Adding more features and more power states is making it harder to design chips at 10nm and 7nm.
Timing closure has resurfaced as a major challenge at 10nm and 7nm due to more features and power modes, increased process variation and other manufacturing-related issues.
While timing-related problems are roughly correlated to rising complexity in semiconductors, they tend to generate problems in waves—about once per decade. In SoCs, timing closure problems have spawned entire methodologies, and they have created demand for a number of new tools and capabilities across the design flow. The last enhancements and rollouts have kept these issues under control since 130nm, when copper interconnects were first introduced.
But new challenges are surfacing that stretch beyond the capabilities of current tools and methodologies. Among them:
• The continuation of Moore’s Law has opened the door to many more features, all of which need to share resources such as memory and I/O. Many of those are connected together using longer, thinner wires.
• Power and thermal issues are forcing design teams to look at multiple options, including multi-die packaging, where chips, packaging and boards can affect overall throughput and power, which in turn has an impact on timing.
• Multiple patterning, process variability and other manufacturing-related issues are now impacting timing. That is forcing design teams to deal with these issues much earlier in the flow, or risk yield and reliability problems later on.
More area, more features
Shrinking features creates more room on the same die, and a typical smartphone is a good example of just how many can be crammed onto a piece of silicon today. Some of those features, such as a global positioning system, were sold as separate devices until several process nodes ago. Moving them onto a PCB was a first step, but moving them onto an SoC dramatically reduced the cost and improved their overall performance.
That may have seemed like a simple enough solution when there were a few key features. However, this approach has been repeated so many times, transforming devices or chips into IP blocks or subsystems, that it now requires sophisticated floor planning and routing to connect all of them to memory and to each other. Wires are longer, and the diameters of those wires are smaller. That results in RC delay, an increase in the amount of power required to drive signals, as well as more heat and a number of other physical effects that can disrupt electrical signals.
“If you exceed certain distances between two IPs, then you have to add repeaters, or pipeline those signals, to keep operating at the same speed,” said Charlie Janac, chairman and CEO of Arteris. “Otherwise the drive strength is not enough from the IP. This was okay at 90/65/45nm, but at 28nm distances got longer. On top of that, voltage dropped to 0.5 volts. Relative resistance has increased.”
He said that with finFETs there may be as many as 6,000 pipelines and 60 timing parameters. “You have to automate this. We had one customer that refused to do a product review, and they couldn’t close timing. The damage was huge. They lost $200 million.”
Integrating more features raises other problems, as well.
“There is only so much logic you can cram between flops,” said Bill Neifert, director of models technology at ARM. “You need to design and configure changes to meet timing, but at each new node you crank the voltage down, speed everything up, and add more functionality.
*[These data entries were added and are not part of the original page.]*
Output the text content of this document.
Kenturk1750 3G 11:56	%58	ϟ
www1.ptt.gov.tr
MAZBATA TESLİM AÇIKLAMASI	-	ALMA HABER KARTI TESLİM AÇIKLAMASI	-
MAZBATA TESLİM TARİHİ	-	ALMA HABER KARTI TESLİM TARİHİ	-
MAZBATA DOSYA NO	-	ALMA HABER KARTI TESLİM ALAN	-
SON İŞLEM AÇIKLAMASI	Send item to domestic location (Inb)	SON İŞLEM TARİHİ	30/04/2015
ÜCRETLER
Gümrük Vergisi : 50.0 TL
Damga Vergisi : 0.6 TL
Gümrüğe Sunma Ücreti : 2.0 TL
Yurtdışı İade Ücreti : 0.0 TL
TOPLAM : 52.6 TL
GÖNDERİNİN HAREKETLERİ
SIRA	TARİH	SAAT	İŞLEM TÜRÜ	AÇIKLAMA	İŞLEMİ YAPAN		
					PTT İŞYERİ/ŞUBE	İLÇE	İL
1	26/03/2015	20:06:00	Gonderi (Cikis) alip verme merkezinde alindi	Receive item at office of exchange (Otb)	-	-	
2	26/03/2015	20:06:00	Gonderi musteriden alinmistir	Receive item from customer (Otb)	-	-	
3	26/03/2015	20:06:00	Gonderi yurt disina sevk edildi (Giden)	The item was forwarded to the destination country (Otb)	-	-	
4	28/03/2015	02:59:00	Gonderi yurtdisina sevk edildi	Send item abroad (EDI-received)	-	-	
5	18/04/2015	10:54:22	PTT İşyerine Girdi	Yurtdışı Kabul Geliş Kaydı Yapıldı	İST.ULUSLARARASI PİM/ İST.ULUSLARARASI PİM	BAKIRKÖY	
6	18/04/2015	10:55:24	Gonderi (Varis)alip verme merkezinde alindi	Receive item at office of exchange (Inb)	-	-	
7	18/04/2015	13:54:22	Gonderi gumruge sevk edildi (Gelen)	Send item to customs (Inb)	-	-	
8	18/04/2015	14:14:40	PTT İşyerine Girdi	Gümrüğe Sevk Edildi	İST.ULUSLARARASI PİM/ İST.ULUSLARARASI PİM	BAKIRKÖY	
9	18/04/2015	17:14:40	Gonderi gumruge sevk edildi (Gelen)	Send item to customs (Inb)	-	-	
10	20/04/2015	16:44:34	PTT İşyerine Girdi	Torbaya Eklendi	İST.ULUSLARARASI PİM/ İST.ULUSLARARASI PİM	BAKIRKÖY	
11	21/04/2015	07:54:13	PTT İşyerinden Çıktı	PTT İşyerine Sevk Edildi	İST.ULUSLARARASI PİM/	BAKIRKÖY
It’s not just nodes, though. It’s also each successive generation of a design. Even at the same node people are spending a lot of time architecting for throughput.”
How much of this can be done in advance varies greatly from one design to the next, from one company to the next, and even from one design team to the next within the same company. But there are several common challenges that need to be addressed.
“Timing closure is primarily a process of solving two challenges—frequency requirements and floor-planning needs,” said Rajesh Ramanujam, product marketing manager at NetSpeed Systems. “The frequency challenge by itself can be divided broadly into fast clocks and the interaction between various clock domains, while the floor-planning needs arise from silicon resource requirements and the physical design iteration cycle. From the floor-planning perspective, this would require front-end architecture exploration and design tools to import data from the early floor plan, being aware of the challenges, and hence account for it as part of the architecture automation process. This, combined with the synthesis and physical automation, will provide an overall system-automated solution. The other aspect of floor-planning is wiring congestion.”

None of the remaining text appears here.